The next point for these Scotists is where Mary comes in this divine planning. What they want to do is put God’s predestination of Mary before God’s permission of sin. They see Mary’s role as so closely bound up with Christ’s as his Mother, that God’s eternal predestination of Mary has to come right next to God’s predestination of Jesus in the incarnation, they are that close. So God eternally wills first there to be Jesus, then there to be Mary, and only after that allows there to be sin. This means that God’s willing of Mary’s predestination is also independent of, prior to, God’s permitting sin. The Scotists, unlike Scotus himself, didn’t think that Mary would have had original sin at all: it wasn’t even a real possibility with a remote debt. God set things up so that she couldn’t have had original sin at all. So exemptionism doesn’t just mean Mary was exempt from original sin: it also means she was exempt from any idea that she should, would or could have had original sin.

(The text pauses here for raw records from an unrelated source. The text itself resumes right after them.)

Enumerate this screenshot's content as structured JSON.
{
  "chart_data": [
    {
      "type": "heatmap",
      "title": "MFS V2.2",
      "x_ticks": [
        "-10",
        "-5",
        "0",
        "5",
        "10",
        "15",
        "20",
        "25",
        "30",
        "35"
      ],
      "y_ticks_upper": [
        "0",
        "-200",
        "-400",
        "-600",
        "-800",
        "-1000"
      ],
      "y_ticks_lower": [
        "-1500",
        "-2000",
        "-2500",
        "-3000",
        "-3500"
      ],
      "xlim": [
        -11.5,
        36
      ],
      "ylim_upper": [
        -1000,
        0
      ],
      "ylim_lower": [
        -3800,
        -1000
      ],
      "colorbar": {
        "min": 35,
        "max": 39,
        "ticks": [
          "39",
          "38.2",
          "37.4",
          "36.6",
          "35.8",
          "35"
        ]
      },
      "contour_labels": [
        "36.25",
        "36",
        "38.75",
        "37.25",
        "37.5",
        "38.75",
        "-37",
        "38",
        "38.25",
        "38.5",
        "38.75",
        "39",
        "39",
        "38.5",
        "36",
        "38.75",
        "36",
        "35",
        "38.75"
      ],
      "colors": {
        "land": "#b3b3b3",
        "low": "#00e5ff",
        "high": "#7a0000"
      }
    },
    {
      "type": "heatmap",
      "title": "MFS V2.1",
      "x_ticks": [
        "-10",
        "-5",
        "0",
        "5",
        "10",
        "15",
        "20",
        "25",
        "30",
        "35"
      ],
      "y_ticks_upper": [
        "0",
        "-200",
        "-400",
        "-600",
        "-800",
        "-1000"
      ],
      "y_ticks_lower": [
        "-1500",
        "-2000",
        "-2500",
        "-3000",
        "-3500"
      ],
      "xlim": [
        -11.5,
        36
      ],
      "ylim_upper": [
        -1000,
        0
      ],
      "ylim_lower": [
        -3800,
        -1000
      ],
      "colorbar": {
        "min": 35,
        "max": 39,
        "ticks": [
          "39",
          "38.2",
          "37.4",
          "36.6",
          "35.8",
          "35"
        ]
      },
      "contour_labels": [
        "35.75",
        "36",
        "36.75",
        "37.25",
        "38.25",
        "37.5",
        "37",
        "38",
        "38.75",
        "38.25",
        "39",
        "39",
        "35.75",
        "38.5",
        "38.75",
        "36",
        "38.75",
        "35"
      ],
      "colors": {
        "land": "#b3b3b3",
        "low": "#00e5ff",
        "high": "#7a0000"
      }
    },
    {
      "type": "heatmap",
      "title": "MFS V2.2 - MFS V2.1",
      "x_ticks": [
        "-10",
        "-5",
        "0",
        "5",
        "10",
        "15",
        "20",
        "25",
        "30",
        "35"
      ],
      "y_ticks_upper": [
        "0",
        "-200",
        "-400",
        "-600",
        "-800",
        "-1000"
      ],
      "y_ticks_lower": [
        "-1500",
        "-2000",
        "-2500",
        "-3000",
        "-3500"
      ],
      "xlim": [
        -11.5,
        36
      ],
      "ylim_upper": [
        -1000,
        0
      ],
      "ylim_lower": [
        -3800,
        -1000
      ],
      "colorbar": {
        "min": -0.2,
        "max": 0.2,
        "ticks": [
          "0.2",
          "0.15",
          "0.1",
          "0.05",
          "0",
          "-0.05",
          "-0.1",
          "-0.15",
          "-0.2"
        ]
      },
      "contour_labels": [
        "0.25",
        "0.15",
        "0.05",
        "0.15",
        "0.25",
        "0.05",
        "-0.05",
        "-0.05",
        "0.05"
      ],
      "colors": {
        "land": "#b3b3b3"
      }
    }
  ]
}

The real problem in this for the Dominicans was that it wasn’t clear how Mary could really be saved on this scenario, because there was no sword, as it were, for her to be saved from, no blow to parry, no sword of which to disarm the enemy. Mary may have grace to fit her to be Jesus’ Mother, but it wouldn’t be a grace to save or redeem her. You can see how this made the Dominicans suspicious of the whole movement in favour of the Immaculate Conception. Where it seemed to be going was to exempt Mary from the very need of redemption, and so undermine Christ’s dignity as the universal Saviour of all human beings other than himself.

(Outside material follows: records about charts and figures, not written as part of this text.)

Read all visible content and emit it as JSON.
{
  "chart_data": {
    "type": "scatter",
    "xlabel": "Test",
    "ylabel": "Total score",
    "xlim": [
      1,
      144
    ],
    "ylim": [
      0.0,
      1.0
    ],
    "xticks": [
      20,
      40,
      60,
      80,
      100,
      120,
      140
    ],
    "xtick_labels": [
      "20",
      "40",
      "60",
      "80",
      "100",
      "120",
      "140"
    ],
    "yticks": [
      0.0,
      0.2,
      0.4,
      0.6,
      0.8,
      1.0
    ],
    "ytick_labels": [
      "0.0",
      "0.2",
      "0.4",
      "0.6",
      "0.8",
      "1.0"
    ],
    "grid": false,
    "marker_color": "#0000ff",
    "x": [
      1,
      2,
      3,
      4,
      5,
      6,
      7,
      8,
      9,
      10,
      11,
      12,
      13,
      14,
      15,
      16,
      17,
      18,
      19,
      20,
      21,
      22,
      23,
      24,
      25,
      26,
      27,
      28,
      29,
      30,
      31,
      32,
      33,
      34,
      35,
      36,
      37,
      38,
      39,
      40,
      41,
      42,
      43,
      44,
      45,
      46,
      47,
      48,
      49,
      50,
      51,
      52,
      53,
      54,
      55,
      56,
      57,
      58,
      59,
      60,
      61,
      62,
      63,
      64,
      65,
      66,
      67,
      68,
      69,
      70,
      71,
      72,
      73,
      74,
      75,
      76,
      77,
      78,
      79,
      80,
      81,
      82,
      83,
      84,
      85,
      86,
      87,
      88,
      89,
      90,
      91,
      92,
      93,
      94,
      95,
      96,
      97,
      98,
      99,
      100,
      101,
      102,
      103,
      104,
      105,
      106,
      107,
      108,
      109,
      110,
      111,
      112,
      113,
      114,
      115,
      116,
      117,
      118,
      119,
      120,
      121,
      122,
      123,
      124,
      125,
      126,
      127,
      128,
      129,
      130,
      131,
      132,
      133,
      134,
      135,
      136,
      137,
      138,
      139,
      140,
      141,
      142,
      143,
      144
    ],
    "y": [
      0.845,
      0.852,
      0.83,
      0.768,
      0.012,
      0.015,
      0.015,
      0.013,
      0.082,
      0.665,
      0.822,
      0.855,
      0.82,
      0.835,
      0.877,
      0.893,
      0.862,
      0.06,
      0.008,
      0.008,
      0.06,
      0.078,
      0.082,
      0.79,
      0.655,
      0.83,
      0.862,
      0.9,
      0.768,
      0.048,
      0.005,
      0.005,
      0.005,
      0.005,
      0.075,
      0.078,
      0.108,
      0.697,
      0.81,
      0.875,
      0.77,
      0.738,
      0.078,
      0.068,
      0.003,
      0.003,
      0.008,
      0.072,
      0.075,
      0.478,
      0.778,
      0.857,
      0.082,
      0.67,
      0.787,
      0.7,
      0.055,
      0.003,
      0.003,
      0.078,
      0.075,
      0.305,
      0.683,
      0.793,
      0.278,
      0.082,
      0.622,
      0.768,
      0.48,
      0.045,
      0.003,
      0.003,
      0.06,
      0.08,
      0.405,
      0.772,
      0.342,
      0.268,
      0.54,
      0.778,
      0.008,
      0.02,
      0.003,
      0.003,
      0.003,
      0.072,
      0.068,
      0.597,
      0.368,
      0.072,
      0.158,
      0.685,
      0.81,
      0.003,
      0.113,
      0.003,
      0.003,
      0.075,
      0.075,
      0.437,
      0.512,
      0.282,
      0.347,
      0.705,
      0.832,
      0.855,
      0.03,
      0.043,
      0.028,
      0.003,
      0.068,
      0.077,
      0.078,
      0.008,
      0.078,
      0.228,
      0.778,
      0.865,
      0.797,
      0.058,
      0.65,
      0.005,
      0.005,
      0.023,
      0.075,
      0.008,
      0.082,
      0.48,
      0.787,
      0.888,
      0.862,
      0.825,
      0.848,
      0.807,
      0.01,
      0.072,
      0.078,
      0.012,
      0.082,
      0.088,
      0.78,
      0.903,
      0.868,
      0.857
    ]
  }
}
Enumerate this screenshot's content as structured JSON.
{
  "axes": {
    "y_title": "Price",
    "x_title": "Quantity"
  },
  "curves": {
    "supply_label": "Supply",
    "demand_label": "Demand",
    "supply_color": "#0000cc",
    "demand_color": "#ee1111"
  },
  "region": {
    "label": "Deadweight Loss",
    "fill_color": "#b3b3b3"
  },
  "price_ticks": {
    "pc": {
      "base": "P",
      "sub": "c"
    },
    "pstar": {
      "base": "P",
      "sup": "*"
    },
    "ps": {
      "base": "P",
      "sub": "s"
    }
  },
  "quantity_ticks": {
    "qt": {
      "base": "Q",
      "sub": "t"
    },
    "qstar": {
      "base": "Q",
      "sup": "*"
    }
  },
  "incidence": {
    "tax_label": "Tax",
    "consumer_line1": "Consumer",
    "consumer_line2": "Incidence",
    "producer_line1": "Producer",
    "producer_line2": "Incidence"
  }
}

However, when the Dominican Cardinal Cajetan was asked by Pope Leo X to prepare a dossier on the Immaculate Conception at the beginning of the sixteenth century, he did distinguish carefully between the different theories of the Immaculate Conception. Thus he was much more against the exemptionist theory than he was against the theory of a remote debt. As far as Scotus’s theory was concerned, he said that it was possible: it might be true that God had done this. However, there was the question of how we know whether Scotus was right or Aquinas was right. Cajetan thought that all we could do was fall back on what the Fathers of the Church, who never distinguished between original sin and a debt of sin, and the saints had to say. Lots of Fathers and saints could be marshalled in favour of Aquinas’s position, but none in favour of Scotus’s. So ultimately it came down to authority. But, as authority in the Church came more and more to favour the Immaculate Conception, so the Dominicans would follow authority and accept it themselves. The fact that Scotus had presented a coherent account of how the Immaculate Conception was possible meant that they didn’t have to feel they were following authority in an irrational way: Scotus had provided reasons that slipped into a gap Aquinas had left. This did not mean of course that the Dominicans in general accepted that every theory of the Immaculate Conception was legitimate. Even today I think you will find that Dominicans will oppose a theory that seems to exempt Mary not just from original sin, but even from being saved. For Dominicans, the Immaculate Conception has to be a real redemption – Mary must really be saved, and not be somehow ‘saved’ in any merely figurative from needing salvation. And all this is because of the dignity of Christ the Redeemer, who has saved every human being, except himself.